Pakistan’s embarrassingly early exit from the World Cup last month should have resulted in a thorough post-mortem aimed at underlining the reasons behind the national team’s dismal performance in India and to find ways and means to put our cricket back on track. Instead, it seems that Pakistan’s cricket authorities have pressed the self-destruct button.

Just days after Pakistan ended their World Cup campaign on a disappointing note, the Pakistan Cricket Board (PCB) took a series of decisions trying to give an impression that the culprits behind the debacle in India will be held accountable. The board told Babar Azam that it doesn’t want him to continue as the country’s white-ball captain.

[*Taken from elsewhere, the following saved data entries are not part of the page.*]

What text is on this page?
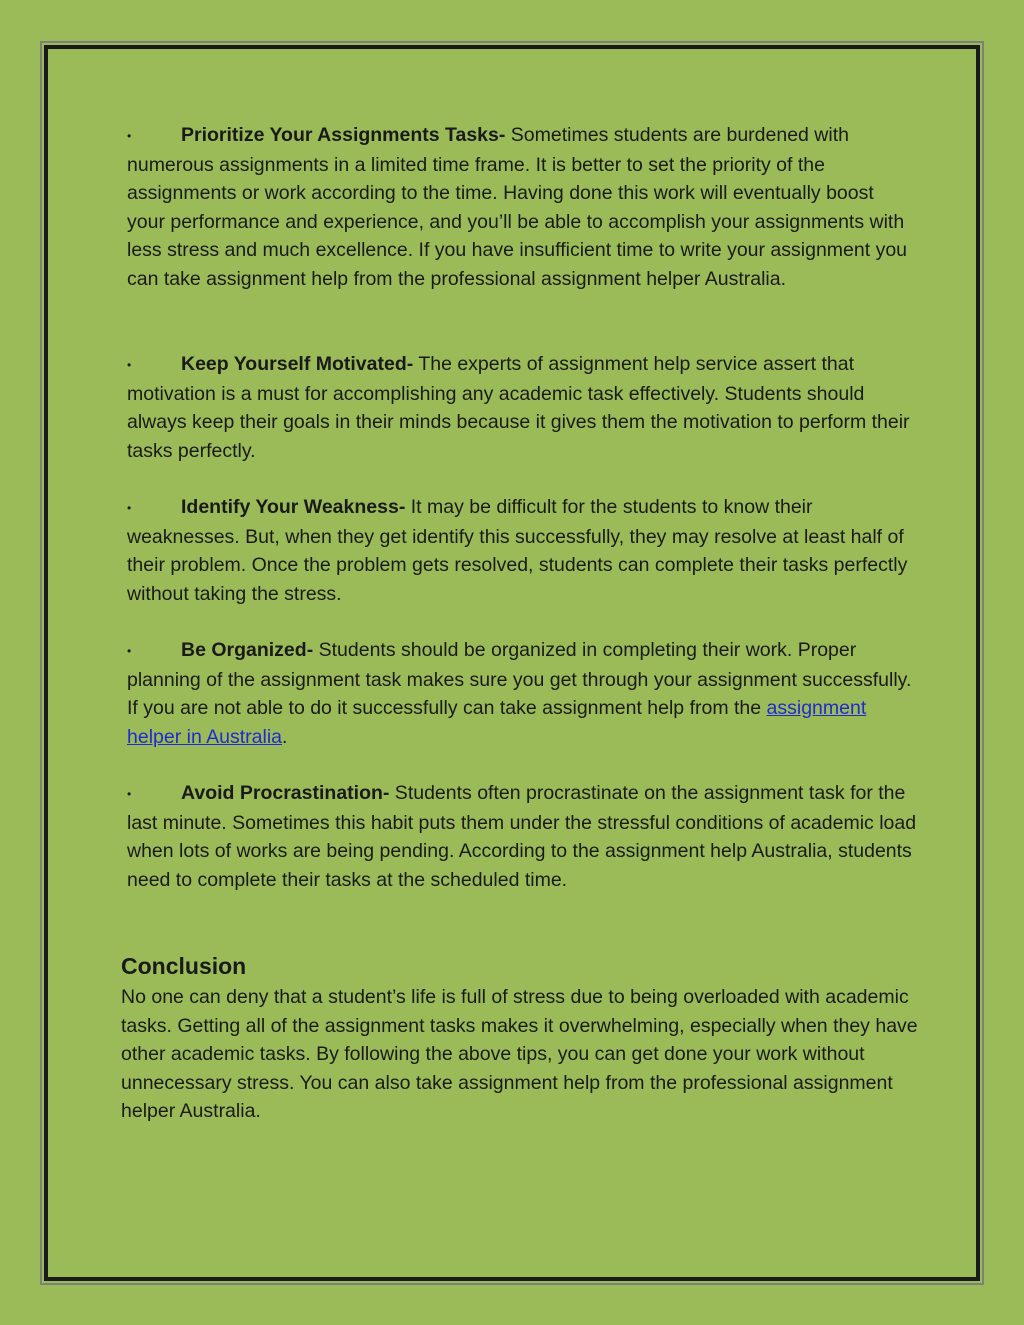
•	Prioritize Your Assignments Tasks- Sometimes students are burdened with numerous assignments in a limited time frame. It is better to set the priority of the assignments or work according to the time. Having done this work will eventually boost your performance and experience, and you’ll be able to accomplish your assignments with less stress and much excellence. If you have insufficient time to write your assignment you can take assignment help from the professional assignment helper Australia.
•	Keep Yourself Motivated- The experts of assignment help service assert that motivation is a must for accomplishing any academic task effectively. Students should always keep their goals in their minds because it gives them the motivation to perform their tasks perfectly.
•	Identify Your Weakness- It may be difficult for the students to know their weaknesses. But, when they get identify this successfully, they may resolve at least half of their problem. Once the problem gets resolved, students can complete their tasks perfectly without taking the stress.
•	Be Organized- Students should be organized in completing their work. Proper planning of the assignment task makes sure you get through your assignment successfully. If you are not able to do it successfully can take assignment help from the assignment helper in Australia.
•	Avoid Procrastination- Students often procrastinate on the assignment task for the last minute. Sometimes this habit puts them under the stressful conditions of academic load when lots of works are being pending. According to the assignment help Australia, students need to complete their tasks at the scheduled time.
Conclusion
No one can deny that a student’s life is full of stress due to being overloaded with academic tasks. Getting all of the assignment tasks makes it overwhelming, especially when they have other academic tasks. By following the above tips, you can get done your work without unnecessary stress. You can also take assignment help from the professional assignment helper Australia.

Pakistan's captain Babar Azam (L) attends a practice session at the Eden Gardens in Kolkata on October 30, 2023. — AFP

The star batter opted to resign as skipper from all formats. Then the PCB sidelined the team’s coaching staff led by South African Mickey Arthur.

It replaced the seasoned Arthur with former Test captain Mohammad Hafeez, who has little or no coaching experience. The relatively inexperienced Wahab Riaz was brought in for the outgoing Inzamam-ul-Haq as chief selector. Neither of these decisions made much sense. But it was the move to bring in disgraced former Test skipper Salman Butt as a consultant to the chief selector that turned out to be the last straw. There was an expected backlash and the PCB was forced to reverse the decision.

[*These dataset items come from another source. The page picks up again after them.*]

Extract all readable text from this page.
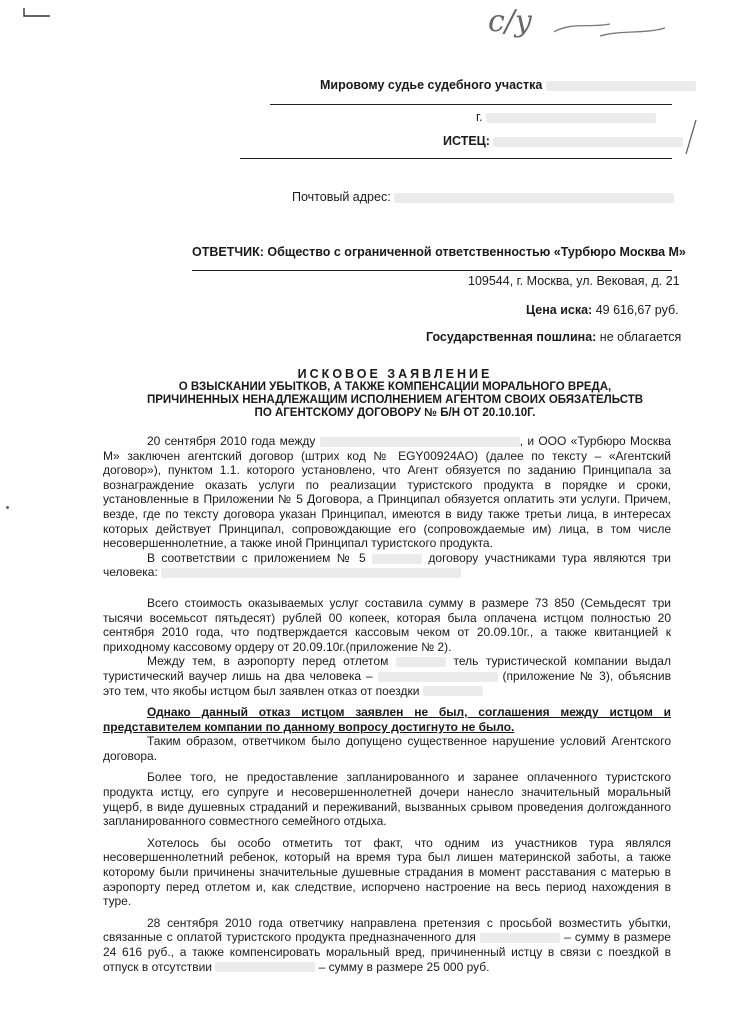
с/у
Мировому судье судебного участка
г.
ИСТЕЦ:
Почтовый адрес:
ОТВЕТЧИК: Общество с ограниченной ответственностью «Турбюро Москва М»
109544, г. Москва, ул. Вековая, д. 21
Цена иска: 49 616,67 руб.
Государственная пошлина: не облагается
ИСКОВОЕ ЗАЯВЛЕНИЕ
О ВЗЫСКАНИИ УБЫТКОВ, А ТАКЖЕ КОМПЕНСАЦИИ МОРАЛЬНОГО ВРЕДА,
ПРИЧИНЕННЫХ НЕНАДЛЕЖАЩИМ ИСПОЛНЕНИЕМ АГЕНТОМ СВОИХ ОБЯЗАТЕЛЬСТВ
ПО АГЕНТСКОМУ ДОГОВОРУ № Б/Н ОТ 20.10.10Г.

20 сентября 2010 года между	, и ООО «Турбюро Москва М» заключен агентский договор (штрих код № EGY00924AO) (далее по тексту – «Агентский договор»), пунктом 1.1. которого установлено, что Агент обязуется по заданию Принципала за вознаграждение оказать услуги по реализации туристского продукта в порядке и сроки, установленные в Приложении № 5 Договора, а Принципал обязуется оплатить эти услуги. Причем, везде, где по тексту договора указан Принципал, имеются в виду также третьи лица, в интересах которых действует Принципал, сопровождающие его (сопровождаемые им) лица, в том числе несовершеннолетние, а также иной Принципал туристского продукта.

В соответствии с приложением № 5	договору участниками тура являются три человека:

Всего стоимость оказываемых услуг составила сумму в размере 73 850 (Семьдесят три тысячи восемьсот пятьдесят) рублей 00 копеек, которая была оплачена истцом полностью 20 сентября 2010 года, что подтверждается кассовым чеком от 20.09.10г., а также квитанцией к приходному кассовому ордеру от 20.09.10г.(приложение № 2).

Между тем, в аэропорту перед отлетом	тель туристической компании выдал туристический ваучер лишь на два человека –	(приложение № 3), объяснив это тем, что якобы истцом был заявлен отказ от поездки

Однако данный отказ истцом заявлен не был, соглашения между истцом и представителем компании по данному вопросу достигнуто не было.

Таким образом, ответчиком было допущено существенное нарушение условий Агентского договора.

Более того, не предоставление запланированного и заранее оплаченного туристского продукта истцу, его супруге и несовершеннолетней дочери нанесло значительный моральный ущерб, в виде душевных страданий и переживаний, вызванных срывом проведения долгожданного запланированного совместного семейного отдыха.

Хотелось бы особо отметить тот факт, что одним из участников тура являлся несовершеннолетний ребенок, который на время тура был лишен материнской заботы, а также которому были причинены значительные душевные страдания в момент расставания с матерью в аэропорту перед отлетом и, как следствие, испорчено настроение на весь период нахождения в туре.

28 сентября 2010 года ответчику направлена претензия с просьбой возместить убытки, связанные с оплатой туристского продукта предназначенного для	– сумму в размере 24 616 руб., а также компенсировать моральный вред, причиненный истцу в связи с поездкой в отпуск в отсутствии	– сумму в размере 25 000 руб.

The Salman Butt fiasco has once again highlighted the fact that the biggest culprit behind our cricketing mess is the PCB itself. Or perhaps the blame lays on the shoulders of those sitting in the corridors of power because they are ones who shaped the Board because of their whimsical decisions. When the late Gen Pervez Musharraf was in power, he handpicked Gen Tauqir Zia as the chairman of the PCB. Later he brought in his friend Dr Naseem Ashraf to run Pakistan cricket. Asif Zardari brought in Zaka Ashraf. Nawaz Sharif opted for Najam Sethi. Imran Khan favoured Ramiz Raja. The Sharifs brought back Sethi before Zardari used his influence to pave the path for Ashraf's comeback.

It's this farcical game of musical chairs that has been hurting our cricket. More often than not, these "political" appointees take over PCB to run their own agendas. Sycophants are installed on key positions. Previous plans are shelved. New plans are made only to be shelved by whoever wins the game of musical chairs. For Pakistan cricket to succeed, this entire culture needs to change. The PCB should be allowed to work as an independent body without any political interference. It should be run by competent professionals who have no political affiliations. Unless that's done, nothing will change.